The $480 billion debt limit increase brings the total to $28.9 trillion after President Joe Biden signed that measure Oct. 14. The increase was estimated at the time to last until at least early December.
After the debt limit was raised, Treasury Secretary Janet L. Yellen continued what is called a “debt issuance suspension period,” allowing the agency to continue to use accounting measures to temporarily avoid breaching the debt ceiling and continue borrowing. The BPC said by continuing the suspension period rather than ending it and restarting extraordinary measures, the Treasury was able to extend its borrowing range by a week or two.
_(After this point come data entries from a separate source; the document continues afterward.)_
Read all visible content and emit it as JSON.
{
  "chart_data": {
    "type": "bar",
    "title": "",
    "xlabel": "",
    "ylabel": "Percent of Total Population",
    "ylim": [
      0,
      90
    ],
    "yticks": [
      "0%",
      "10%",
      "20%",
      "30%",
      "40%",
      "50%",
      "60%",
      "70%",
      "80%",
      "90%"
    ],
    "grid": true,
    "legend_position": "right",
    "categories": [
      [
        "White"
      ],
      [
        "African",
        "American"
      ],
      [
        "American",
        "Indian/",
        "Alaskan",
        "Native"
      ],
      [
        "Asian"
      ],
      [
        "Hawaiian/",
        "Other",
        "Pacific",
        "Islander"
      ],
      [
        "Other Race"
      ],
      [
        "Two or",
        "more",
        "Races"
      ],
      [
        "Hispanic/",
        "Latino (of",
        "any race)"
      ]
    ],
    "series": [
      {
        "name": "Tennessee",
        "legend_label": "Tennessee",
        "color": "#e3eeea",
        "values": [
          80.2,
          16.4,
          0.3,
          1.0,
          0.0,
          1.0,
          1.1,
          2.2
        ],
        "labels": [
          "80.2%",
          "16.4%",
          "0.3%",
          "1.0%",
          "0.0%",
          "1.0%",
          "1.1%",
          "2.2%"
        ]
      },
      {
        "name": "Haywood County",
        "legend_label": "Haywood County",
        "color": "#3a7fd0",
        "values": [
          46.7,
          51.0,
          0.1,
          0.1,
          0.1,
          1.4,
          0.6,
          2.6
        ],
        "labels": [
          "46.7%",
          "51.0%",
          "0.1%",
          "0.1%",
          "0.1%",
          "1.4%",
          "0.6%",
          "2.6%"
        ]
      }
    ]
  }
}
No matter when the next deadline becomes a reality, Democrats have few good options for dealing with the debt ceiling.
Senate Republicans say they won’t supply the votes to get past the 60-vote cloture threshold next time, demanding instead that Democrats use the complex and time-consuming budget reconciliation process.
Democrats are reluctant to do so because of unanswered parliamentary questions about how that would work, the amount of committee and floor time it would eat up and the political optics of pushing the debt ceiling past $30 trillion. Some are coming around to the possibility that reconciliation might be their best option, however.